REJOICE I SAID DAMMIT!

(Warning: Big images be big)




First of all, there's Mr B proper, seen here in his regular fightin' pants, his special sewer and cave exploration suit, some street clothes, his steampunkesque flight/space exploration suit, and his fancy suit.
He's a willpower/dual blades tank, and proud of it.

Now, as heroes go, he has an Eeeeeevil counterpart from An Alternate Dimension (that is, Infinity).


Dr B also knows how to dress for formal occasions:


And, because I like the look of his formal arms, here's another one:


If Doctor B feels threatened, he unleashes a shitload of electricity.


So, if Mr and Dr B were to ever fight each other, it might look a little bit something like this:


BUT!
To make this all really recursive, Eeeevil Mr B, Dr B, also has a more direct good counterpart in the form of Good Doc B, who controls the earth and the storms and dresses and dyes his hair accordingly:


And in all three of those dimensions, he has a boyfriend:


William Fontaine/Smith, aka Amor de Cosmos/Detective Fontaine/Amor de Cosmos.

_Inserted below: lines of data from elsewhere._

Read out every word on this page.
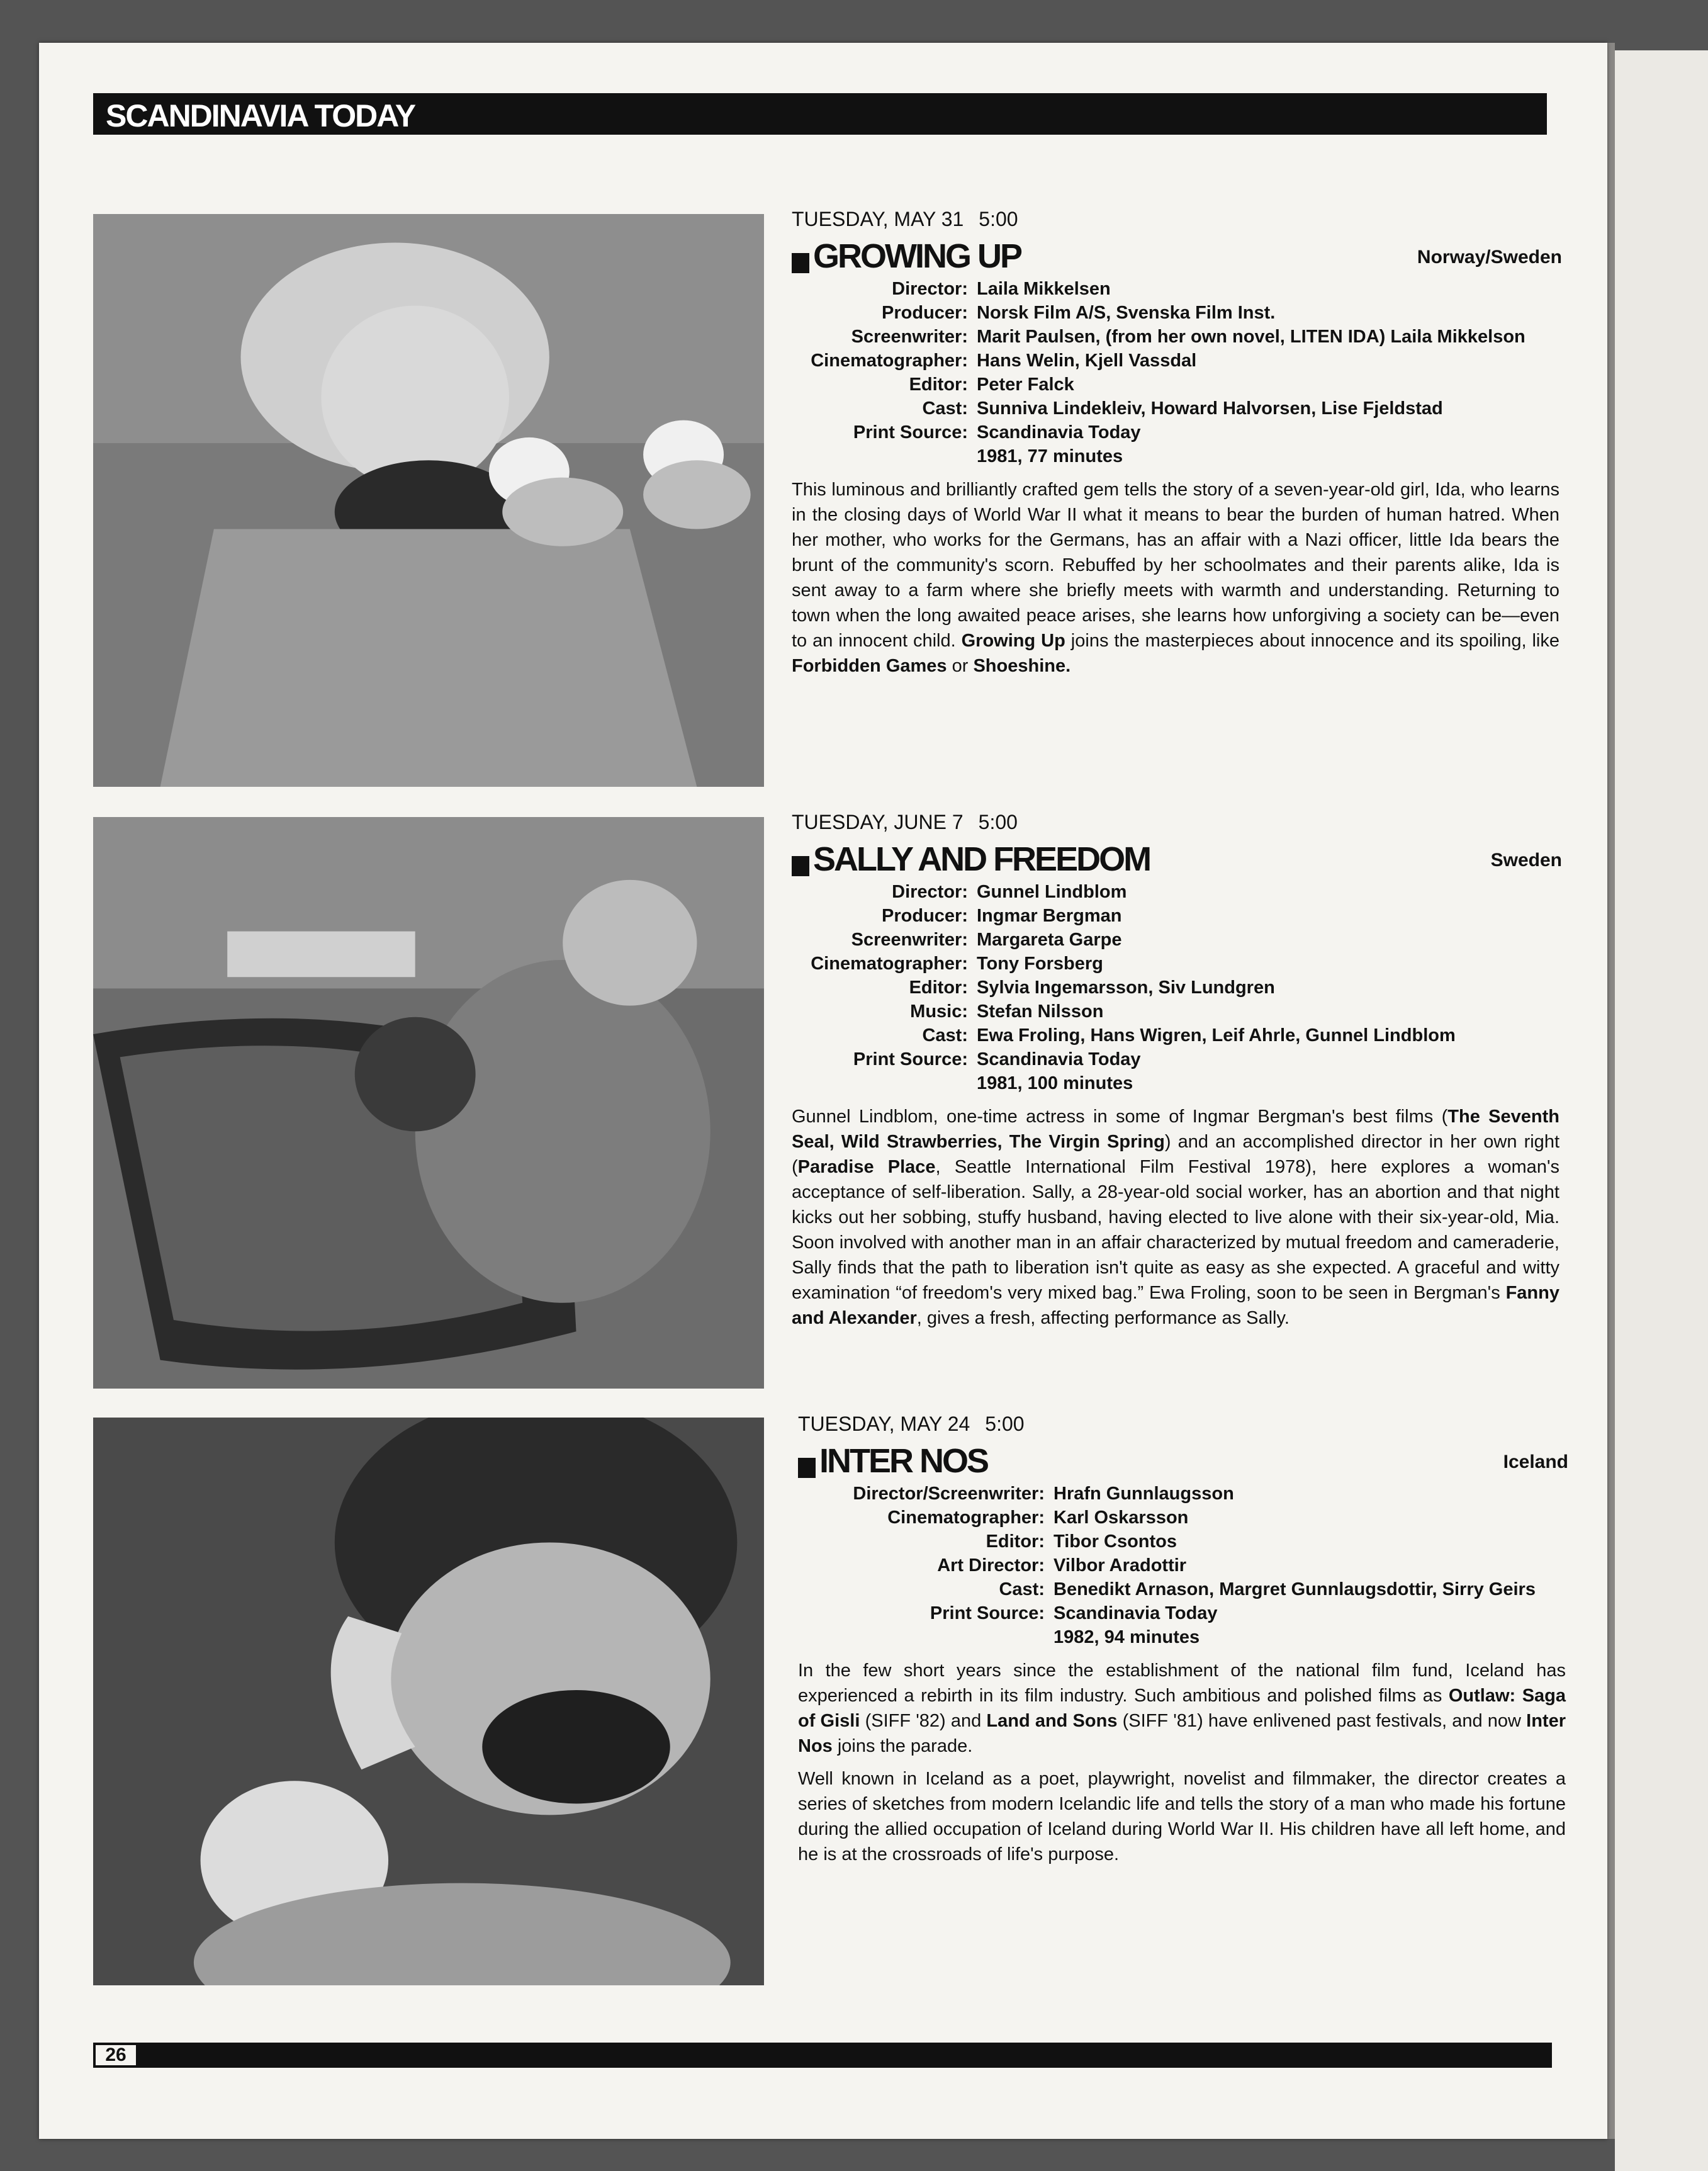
SCANDINAVIA TODAY
TUESDAY, MAY 31 5:00
GROWING UP	Norway/Sweden
Director: Laila Mikkelsen
Producer: Norsk Film A/S, Svenska Film Inst.
Screenwriter: Marit Paulsen, (from her own novel, LITEN IDA) Laila Mikkelson
Cinematographer: Hans Welin, Kjell Vassdal
Editor: Peter Falck
Cast: Sunniva Lindekleiv, Howard Halvorsen, Lise Fjeldstad
Print Source: Scandinavia Today
1981, 77 minutes

This luminous and brilliantly crafted gem tells the story of a seven-year-old girl, Ida, who learns in the closing days of World War II what it means to bear the burden of human hatred. When her mother, who works for the Germans, has an affair with a Nazi officer, little Ida bears the brunt of the community's scorn. Rebuffed by her schoolmates and their parents alike, Ida is sent away to a farm where she briefly meets with warmth and understanding. Returning to town when the long awaited peace arises, she learns how unforgiving a society can be—even to an innocent child. Growing Up joins the masterpieces about innocence and its spoiling, like Forbidden Games or Shoeshine.

TUESDAY, JUNE 7 5:00
SALLY AND FREEDOM	Sweden
Director: Gunnel Lindblom
Producer: Ingmar Bergman
Screenwriter: Margareta Garpe
Cinematographer: Tony Forsberg
Editor: Sylvia Ingemarsson, Siv Lundgren
Music: Stefan Nilsson
Cast: Ewa Froling, Hans Wigren, Leif Ahrle, Gunnel Lindblom
Print Source: Scandinavia Today
1981, 100 minutes

Gunnel Lindblom, one-time actress in some of Ingmar Bergman's best films (The Seventh Seal, Wild Strawberries, The Virgin Spring) and an accomplished director in her own right (Paradise Place, Seattle International Film Festival 1978), here explores a woman's acceptance of self-liberation. Sally, a 28-year-old social worker, has an abortion and that night kicks out her sobbing, stuffy husband, having elected to live alone with their six-year-old, Mia. Soon involved with another man in an affair characterized by mutual freedom and cameraderie, Sally finds that the path to liberation isn't quite as easy as she expected. A graceful and witty examination “of freedom's very mixed bag.” Ewa Froling, soon to be seen in Bergman's Fanny and Alexander, gives a fresh, affecting performance as Sally.

TUESDAY, MAY 24 5:00
INTER NOS	Iceland
Director/Screenwriter: Hrafn Gunnlaugsson
Cinematographer: Karl Oskarsson
Editor: Tibor Csontos
Art Director: Vilbor Aradottir
Cast: Benedikt Arnason, Margret Gunnlaugsdottir, Sirry Geirs
Print Source: Scandinavia Today
1982, 94 minutes

In the few short years since the establishment of the national film fund, Iceland has experienced a rebirth in its film industry. Such ambitious and polished films as Outlaw: Saga of Gisli (SIFF '82) and Land and Sons (SIFF '81) have enlivened past festivals, and now Inter Nos joins the parade.

Well known in Iceland as a poet, playwright, novelist and filmmaker, the director creates a series of sketches from modern Icelandic life and tells the story of a man who made his fortune during the allied occupation of Iceland during World War II. His children have all left home, and he is at the crossroads of life's purpose.

26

Nthang the Rotten really liked math, which is a problem if you're a demon and your father, a minor Lord of Hell, can't be having with such things because that's just embarassing to talk about with your colleagues in the Pits of Despair.

So Nthang was cast out of Hell and went to Paragon to study math.

Fed up with the daily ambushes, and under the persuasion of his boyfriend, Star Pupil, he donned the hero name of Fiery Mathematician and uses his inborn fire powers to control the menacing elements of society:


Here, Nthang explains to Christi that he only accidentally summoned ancient fire abominations to devour her.

Because see, sometimes, he has A Moment. A Moment might look like this:


If such A Moment occurs when he's near you, offer him ice cream and pray for the best. Do not mention virgin blood.